Bloqué par le poids des taxes, OVH peine à conquérir l’Amérique

Régulations

L’impôt permettant de limiter l’évasion fiscale, connu sous le nom « d’exit tax », pourrait freiner OVH dans sa conquête du territoire américain.

« L’exit tax » freinerait OVH dans son désir d’expansion aux États-Unis. Un problème dont l’hébergeur s’est officiellement plaint via une lettre ouverte adressée à Nicolas Sarkozy, actuel Président de la République.

Selon ITespresso.fr, le spécialiste français de l’hébergement considère que « l’exit tax », mise en place par le gouvernement courant 2011, « bloque aujourd’hui l’expatriation temporaire d’Octave Klaba ».

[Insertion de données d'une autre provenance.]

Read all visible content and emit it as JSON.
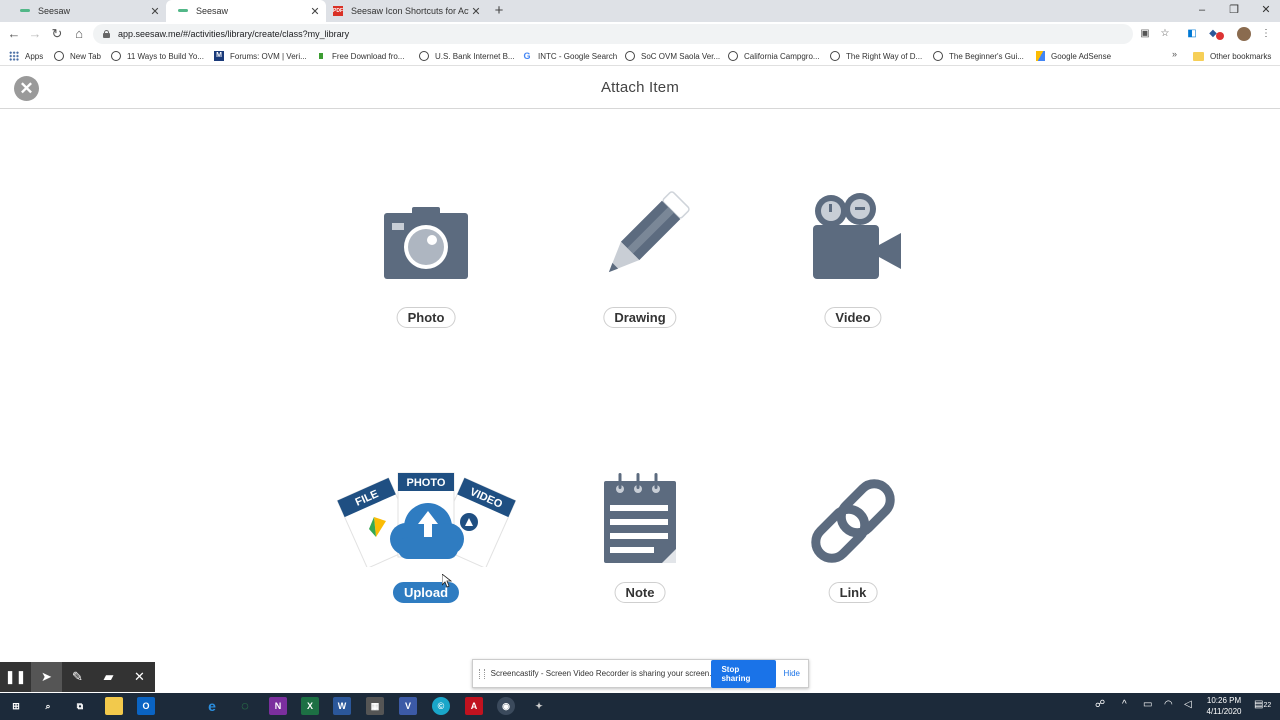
{
  "browser": {
    "tabs": [
      {
        "title": "Seesaw",
        "active": false
      },
      {
        "title": "Seesaw",
        "active": true
      },
      {
        "title": "Seesaw Icon Shortcuts for Activiti",
        "active": false
      }
    ],
    "url": "app.seesaw.me/#/activities/library/create/class?my_library",
    "bookmarks": [
      "Apps",
      "New Tab",
      "11 Ways to Build Yo...",
      "Forums: OVM | Veri...",
      "Free Download fro...",
      "U.S. Bank Internet B...",
      "INTC - Google Search",
      "SoC OVM Saola Ver...",
      "California Campgro...",
      "The Right Way of D...",
      "The Beginner's Gui...",
      "Google AdSense"
    ],
    "other_bookmarks": "Other bookmarks"
  },
  "page": {
    "title": "Attach Item",
    "options": [
      {
        "label": "Photo",
        "icon": "camera-icon"
      },
      {
        "label": "Drawing",
        "icon": "pencil-icon"
      },
      {
        "label": "Video",
        "icon": "video-camera-icon"
      },
      {
        "label": "Upload",
        "icon": "upload-cloud-icon",
        "tags": [
          "FILE",
          "PHOTO",
          "VIDEO"
        ]
      },
      {
        "label": "Note",
        "icon": "notepad-icon"
      },
      {
        "label": "Link",
        "icon": "chain-link-icon"
      }
    ]
  },
  "screencastify": {
    "message": "Screencastify - Screen Video Recorder is sharing your screen.",
    "stop_label": "Stop sharing",
    "hide_label": "Hide"
  },
  "taskbar": {
    "time": "10:26 PM",
    "date": "4/11/2020",
    "notification_count": "22"
  },
  "colors": {
    "icon_gray": "#5c6b7f",
    "accent_blue": "#2f7cc1",
    "upload_navy": "#1f4f82"
  }
}
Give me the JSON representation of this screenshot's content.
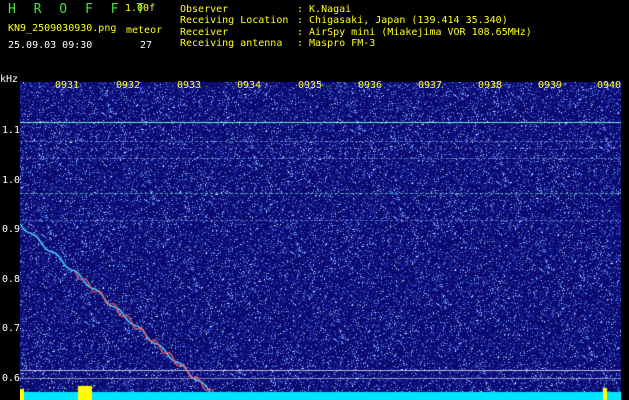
{
  "header": {
    "logo": "H R O F F T",
    "version": "1.00f",
    "filename": "KN9_2509030930.png",
    "meteor_label": "meteor",
    "datetime": "25.09.03 09:30",
    "meteor_count": "27"
  },
  "info": [
    {
      "label": "Observer",
      "value": ": K.Nagai"
    },
    {
      "label": "Receiving Location",
      "value": ": Chigasaki, Japan (139.414 35.340)"
    },
    {
      "label": "Receiver",
      "value": ": AirSpy mini (Miakejima VOR 108.65MHz)"
    },
    {
      "label": "Receiving antenna",
      "value": ": Maspro FM-3"
    }
  ],
  "axis": {
    "y_unit": "kHz",
    "y_ticks": [
      "1.1",
      "1.0",
      "0.9",
      "0.8",
      "0.7",
      "0.6"
    ],
    "time_ticks": [
      "0931",
      "0932",
      "0933",
      "0934",
      "0935",
      "0936",
      "0937",
      "0938",
      "0939",
      "0940"
    ]
  },
  "colors": {
    "background": "#000000",
    "plot_background": "#0b0a6e",
    "noise_light": "#8fb8ff",
    "carrier_line": "#7fffd4",
    "meteor_trail": "#ff5a5a",
    "text_green": "#49e23a",
    "text_yellow": "#ffff1a",
    "baseline_cyan": "#00e5ff",
    "yellow_burst": "#ffff00"
  }
}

Le DG et fondateur d’OVH est chargé de développer les activités au Canada dans le cadre d’une mission sur 24 mois. L’entreprise familiale dispose déjà d’une implantation locale avec un premier datacenter géant récemment ouvert au Québec. En fait, OVH affiche l’ambition de « recréer dans la région de Montréal l’ensemble de l’écosystème qui fait la force du groupe à travers le monde ». Montant de l’investissement consenti pour l’expansion outre-Atlantique : 120 millions de dollars canadiens (environ 92 millions d’euros) sur une période de trois ans.

Une expatriation qui coûte cher

Dans la lettre, il est précisé que le groupe OVH a demandé à Octave Klaba de s’expatrier pendant deux ans avec sa famille afin de développer le siège social nord-américain. Nous tombons ensuite dans les méandres de la fiscalité et de la nouvelle « exit taxe* » relative aux plus-values latentes attachées à la participation de l’intéressé dans le groupe OVH.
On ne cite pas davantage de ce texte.